Epiphany on Scrum
Recently, during my long and quiet morning drive to work, I got to thinking about a comment a co-worker had made the previous day. BenevolentEmployer is having us use the Scrum project life-cycle on our super secret project and some of the more recent arrivals had not gone through the week-long course that the rest of us did back in the summer. Co-worker in question had attended a two day version of the course and was wondering about the reason for some of the parts of Scrum. He was curious as to why the instructor had explained the reasoning behind some parts of Scrum very clearly, yet other parts were given no rationale beyond the fact that they were in the Scrum guide and therefore that's what you did. This was unsatisfying for him.
His comments must have been churning away in the back of my head because the next morning, out popped the answer. More of a revelation or epiphany than an answer. I realized that Scrum is not for the developers, it's for the business. Scrum is a product sold to companies. As such it has a physical product they can hold and read and follow. This is the Scrum Guide. The business has no idea what computer programmers do, but they want to manage it. Waterfall methodologies have never worked, so they are always looking for something. Scrum seems to fit the need well.

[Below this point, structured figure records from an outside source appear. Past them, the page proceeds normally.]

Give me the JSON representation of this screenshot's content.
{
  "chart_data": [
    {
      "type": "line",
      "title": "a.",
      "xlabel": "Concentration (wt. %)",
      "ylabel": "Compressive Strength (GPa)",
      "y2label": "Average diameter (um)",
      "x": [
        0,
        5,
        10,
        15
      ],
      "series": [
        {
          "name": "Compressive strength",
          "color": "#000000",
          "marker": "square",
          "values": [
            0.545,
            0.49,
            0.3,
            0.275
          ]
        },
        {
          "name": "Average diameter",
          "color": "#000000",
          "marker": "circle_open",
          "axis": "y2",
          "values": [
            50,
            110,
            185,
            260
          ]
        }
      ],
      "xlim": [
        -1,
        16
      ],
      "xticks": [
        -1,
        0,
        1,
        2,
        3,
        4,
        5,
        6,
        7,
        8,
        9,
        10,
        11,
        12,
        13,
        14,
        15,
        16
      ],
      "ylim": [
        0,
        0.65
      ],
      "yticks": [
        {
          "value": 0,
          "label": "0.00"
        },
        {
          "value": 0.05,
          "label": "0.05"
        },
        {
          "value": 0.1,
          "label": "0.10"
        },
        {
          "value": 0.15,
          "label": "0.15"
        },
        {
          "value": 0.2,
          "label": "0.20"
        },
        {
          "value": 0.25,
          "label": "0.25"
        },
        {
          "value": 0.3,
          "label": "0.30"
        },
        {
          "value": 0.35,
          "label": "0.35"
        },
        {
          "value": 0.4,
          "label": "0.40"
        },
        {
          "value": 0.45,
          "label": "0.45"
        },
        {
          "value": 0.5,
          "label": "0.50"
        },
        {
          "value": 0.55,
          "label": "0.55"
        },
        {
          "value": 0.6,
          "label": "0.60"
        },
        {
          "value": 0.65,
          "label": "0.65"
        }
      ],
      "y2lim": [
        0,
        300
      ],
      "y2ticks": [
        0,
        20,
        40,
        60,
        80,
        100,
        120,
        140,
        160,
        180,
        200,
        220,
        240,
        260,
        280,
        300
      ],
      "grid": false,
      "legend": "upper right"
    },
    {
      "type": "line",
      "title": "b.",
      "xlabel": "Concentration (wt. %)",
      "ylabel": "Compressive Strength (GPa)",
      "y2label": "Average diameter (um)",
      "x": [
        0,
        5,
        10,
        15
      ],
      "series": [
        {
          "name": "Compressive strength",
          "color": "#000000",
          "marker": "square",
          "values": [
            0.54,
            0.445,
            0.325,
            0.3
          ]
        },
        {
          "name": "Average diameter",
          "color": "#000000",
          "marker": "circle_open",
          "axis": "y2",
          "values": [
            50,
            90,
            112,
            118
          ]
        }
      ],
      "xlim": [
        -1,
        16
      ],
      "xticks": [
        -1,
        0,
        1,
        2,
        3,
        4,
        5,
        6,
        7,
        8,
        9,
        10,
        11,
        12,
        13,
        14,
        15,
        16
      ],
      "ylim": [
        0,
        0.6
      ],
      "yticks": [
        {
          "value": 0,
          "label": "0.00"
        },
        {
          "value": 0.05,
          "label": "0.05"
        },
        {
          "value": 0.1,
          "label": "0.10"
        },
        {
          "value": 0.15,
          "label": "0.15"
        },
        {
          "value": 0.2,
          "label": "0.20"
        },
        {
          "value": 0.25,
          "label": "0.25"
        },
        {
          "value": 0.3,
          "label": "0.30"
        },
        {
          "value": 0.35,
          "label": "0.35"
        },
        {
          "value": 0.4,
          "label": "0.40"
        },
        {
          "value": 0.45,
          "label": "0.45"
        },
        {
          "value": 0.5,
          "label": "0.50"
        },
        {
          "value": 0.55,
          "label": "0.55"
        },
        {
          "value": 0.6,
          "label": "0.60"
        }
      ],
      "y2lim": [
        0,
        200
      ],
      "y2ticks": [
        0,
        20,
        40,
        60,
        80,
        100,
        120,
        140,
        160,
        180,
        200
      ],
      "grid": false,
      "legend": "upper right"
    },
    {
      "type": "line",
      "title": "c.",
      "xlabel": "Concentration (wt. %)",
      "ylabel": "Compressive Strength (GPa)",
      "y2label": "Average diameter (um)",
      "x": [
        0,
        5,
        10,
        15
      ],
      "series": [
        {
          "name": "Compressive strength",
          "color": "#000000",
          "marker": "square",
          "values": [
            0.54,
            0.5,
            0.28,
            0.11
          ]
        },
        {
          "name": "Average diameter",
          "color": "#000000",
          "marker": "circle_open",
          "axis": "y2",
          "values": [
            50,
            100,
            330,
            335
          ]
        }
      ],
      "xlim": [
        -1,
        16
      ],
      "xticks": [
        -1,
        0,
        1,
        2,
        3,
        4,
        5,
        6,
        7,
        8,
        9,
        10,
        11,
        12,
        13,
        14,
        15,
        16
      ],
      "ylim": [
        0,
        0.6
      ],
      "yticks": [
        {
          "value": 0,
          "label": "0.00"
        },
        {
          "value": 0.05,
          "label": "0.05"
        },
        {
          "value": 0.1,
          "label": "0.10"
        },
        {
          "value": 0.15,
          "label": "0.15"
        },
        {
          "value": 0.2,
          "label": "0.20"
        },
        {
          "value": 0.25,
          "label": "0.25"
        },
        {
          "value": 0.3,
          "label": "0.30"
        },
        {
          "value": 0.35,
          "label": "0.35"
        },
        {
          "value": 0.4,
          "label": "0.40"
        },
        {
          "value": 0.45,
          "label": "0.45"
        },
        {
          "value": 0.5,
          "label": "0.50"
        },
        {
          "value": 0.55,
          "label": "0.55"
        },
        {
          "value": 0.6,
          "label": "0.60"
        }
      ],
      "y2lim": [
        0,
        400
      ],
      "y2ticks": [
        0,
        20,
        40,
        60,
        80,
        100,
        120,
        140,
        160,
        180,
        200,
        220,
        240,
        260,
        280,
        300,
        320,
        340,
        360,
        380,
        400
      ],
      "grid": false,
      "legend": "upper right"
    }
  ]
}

The business wants to know that their projects are proceeding and that they feel as if they have some input into the whole process without actually having to understand Information Technology. The programmers want to be allowed to work on their projects without heavy-handed oversight. Scrum sits between the two camps and facilitates a formal way for each to talk to the other. Scrum calls these ceremonies and there are just enough that the business feels connected, but not so many that the programmers feel hassled. In essence, Scrum is the API to the programming team through which the business accesses them.
And this is why some things do not make sense to the programmers because Scrum is for the business and it buys the programmers space and more autonomy than they ever had under waterfall methodologies.